Over a median follow-up of 2.3 years, treatment with dapagliflozin reduced the composite outcome of CV death or worsening of HF by 18% compared with placebo (hazard ratio [HR], 0.82; 95% CI, 0.73-0.92; P <.001). Worsening HF occurred in 11.8% (n=368) of patients in the dapagliflozin arm and 14.5% (n=455) of patients in the placebo arm (HR, 0.79; 95% CI, 0.69-0.91); CV death occurred in 7.4% (n=231) of patients in the dapagliflozin arm and 8.3% (n=261) of patients in the placebo arm (HR, 0.88; 95% CI, 0.74-1.05). The findings were consistent among patients with LVEF of less than 60%, as well as among those with or without diabetes.

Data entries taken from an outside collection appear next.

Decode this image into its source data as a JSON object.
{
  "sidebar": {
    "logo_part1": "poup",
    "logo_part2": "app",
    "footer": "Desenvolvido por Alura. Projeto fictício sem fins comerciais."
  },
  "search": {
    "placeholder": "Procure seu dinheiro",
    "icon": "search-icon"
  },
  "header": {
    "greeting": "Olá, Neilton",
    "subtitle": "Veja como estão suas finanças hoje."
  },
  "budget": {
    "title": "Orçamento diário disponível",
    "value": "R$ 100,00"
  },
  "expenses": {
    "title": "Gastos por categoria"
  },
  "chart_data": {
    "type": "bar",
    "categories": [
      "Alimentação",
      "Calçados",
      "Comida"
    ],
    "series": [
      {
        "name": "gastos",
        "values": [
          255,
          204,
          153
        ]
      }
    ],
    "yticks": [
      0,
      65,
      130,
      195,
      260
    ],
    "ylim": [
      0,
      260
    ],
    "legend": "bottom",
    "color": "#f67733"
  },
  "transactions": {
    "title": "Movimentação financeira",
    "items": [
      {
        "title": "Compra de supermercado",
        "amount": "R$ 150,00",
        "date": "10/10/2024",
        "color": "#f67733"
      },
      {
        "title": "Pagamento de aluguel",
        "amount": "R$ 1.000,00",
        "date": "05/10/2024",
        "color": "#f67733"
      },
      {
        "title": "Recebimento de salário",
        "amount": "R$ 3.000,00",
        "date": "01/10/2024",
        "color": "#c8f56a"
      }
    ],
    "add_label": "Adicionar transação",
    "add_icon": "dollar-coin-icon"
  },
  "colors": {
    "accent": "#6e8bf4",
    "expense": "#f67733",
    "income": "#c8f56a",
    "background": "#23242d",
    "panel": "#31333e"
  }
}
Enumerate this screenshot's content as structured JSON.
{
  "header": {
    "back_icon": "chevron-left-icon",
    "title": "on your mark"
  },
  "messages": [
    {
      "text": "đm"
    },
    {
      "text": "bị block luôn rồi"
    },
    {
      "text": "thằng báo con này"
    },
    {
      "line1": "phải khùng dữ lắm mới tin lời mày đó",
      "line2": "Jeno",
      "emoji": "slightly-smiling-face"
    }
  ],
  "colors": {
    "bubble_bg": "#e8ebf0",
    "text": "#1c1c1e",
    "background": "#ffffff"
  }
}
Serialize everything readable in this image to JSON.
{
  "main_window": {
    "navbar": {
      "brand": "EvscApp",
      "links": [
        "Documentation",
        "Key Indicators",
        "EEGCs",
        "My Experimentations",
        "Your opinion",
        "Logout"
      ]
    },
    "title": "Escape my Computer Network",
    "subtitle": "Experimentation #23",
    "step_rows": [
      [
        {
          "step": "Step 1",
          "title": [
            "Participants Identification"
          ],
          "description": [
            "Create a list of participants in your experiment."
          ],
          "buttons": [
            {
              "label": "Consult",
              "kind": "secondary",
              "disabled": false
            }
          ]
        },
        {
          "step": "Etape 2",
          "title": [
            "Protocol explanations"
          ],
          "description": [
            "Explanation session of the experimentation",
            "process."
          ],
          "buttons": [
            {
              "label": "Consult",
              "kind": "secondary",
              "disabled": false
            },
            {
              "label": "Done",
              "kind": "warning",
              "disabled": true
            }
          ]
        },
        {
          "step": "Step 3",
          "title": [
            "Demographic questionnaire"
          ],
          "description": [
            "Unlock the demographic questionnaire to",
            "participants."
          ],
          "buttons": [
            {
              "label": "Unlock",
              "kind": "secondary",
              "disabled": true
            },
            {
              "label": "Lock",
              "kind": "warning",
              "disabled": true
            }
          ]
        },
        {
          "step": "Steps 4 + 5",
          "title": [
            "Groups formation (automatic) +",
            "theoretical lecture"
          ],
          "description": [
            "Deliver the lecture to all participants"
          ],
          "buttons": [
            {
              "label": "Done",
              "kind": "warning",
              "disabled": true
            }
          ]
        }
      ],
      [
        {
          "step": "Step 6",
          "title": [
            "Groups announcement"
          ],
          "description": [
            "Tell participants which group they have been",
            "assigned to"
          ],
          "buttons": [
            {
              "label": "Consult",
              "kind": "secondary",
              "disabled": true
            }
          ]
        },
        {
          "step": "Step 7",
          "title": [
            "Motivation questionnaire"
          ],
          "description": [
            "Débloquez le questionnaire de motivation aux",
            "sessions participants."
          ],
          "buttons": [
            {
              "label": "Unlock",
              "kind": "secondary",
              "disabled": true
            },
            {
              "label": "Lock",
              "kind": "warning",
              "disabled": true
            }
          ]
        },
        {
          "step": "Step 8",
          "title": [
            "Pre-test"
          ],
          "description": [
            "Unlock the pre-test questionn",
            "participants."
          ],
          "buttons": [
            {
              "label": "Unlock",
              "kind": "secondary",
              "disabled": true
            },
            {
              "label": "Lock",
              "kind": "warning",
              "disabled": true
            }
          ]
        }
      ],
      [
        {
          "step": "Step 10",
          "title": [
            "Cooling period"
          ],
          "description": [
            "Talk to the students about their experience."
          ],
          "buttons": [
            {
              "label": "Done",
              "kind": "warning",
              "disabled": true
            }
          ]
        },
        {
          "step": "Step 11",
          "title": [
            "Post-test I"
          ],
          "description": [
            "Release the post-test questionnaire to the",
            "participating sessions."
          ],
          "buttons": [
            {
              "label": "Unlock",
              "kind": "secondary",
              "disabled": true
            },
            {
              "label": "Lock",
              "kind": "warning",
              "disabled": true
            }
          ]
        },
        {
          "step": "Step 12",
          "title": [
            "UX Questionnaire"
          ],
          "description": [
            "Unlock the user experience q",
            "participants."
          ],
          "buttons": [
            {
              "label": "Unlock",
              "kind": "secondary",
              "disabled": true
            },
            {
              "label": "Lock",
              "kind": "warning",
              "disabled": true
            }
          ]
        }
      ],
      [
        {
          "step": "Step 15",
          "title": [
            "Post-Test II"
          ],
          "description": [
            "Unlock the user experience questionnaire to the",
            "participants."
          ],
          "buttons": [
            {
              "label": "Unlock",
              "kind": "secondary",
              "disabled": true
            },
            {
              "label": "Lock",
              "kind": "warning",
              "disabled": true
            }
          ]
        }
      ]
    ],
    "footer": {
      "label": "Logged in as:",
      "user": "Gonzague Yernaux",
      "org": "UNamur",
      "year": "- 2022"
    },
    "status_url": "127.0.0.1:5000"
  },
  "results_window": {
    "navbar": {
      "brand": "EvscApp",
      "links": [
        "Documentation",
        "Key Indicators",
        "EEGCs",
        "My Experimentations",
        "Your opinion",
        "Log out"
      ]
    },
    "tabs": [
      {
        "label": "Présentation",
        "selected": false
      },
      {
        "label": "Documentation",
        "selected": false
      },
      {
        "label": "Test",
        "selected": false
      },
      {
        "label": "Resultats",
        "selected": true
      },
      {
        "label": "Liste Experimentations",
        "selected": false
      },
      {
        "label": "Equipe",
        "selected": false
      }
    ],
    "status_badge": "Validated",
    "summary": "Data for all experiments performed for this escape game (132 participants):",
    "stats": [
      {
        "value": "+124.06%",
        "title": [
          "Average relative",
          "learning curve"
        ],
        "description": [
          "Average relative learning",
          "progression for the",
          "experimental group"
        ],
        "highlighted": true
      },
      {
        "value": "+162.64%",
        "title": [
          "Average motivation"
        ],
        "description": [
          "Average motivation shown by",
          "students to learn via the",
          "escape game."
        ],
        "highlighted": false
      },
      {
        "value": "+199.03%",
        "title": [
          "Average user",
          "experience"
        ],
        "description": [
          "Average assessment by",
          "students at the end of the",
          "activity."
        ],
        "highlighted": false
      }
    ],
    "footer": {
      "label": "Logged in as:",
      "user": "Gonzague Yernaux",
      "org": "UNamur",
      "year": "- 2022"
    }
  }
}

Additionally, a pooled analysis of data from the phase 3 DAPA-HF (ClinicalTrials.gov Identifier: NCT03036124) and DELIVER trials showed a significant reduction in CV death among HF patients treated with dapagliflozin, compared with placebo, irrespective of LVEF. Over a median follow-up of 22 months, dapagliflozin reduced the risk of CV death by 14% (HR, 0.86; 95% CI, 0.76-0.97; P =.01), death from any cause by 10% (HR, 0.90; 95% CI, 0.82-0.99; P =.03), total (first and repeat) hospitalization for HF by 29% (HR, 0.71; 95% CI, 0.65-0.78; P <.001), and the composite of death from CV causes, myocardial infarction, or stroke by 10% (HR, 0.90; 95% CI, 0.81-1.00; P =.045).
“Approximately half of heart failure patients die within 5 years of diagnosis, highlighting an urgent unmet need for well-tolerated treatment options that can bring life-saving benefits and reduce the risk of cardiovascular death,” said Ruud Dobber, Executive Vice-President, BioPharmaceuticals Business Unit, AstraZeneca. “The approval of Farxiga in the US not only reinforces AstraZeneca’s commitment to reducing the burden of this complex and life-threatening disease, but will help patients across the full spectrum of heart failure lead healthier lives.”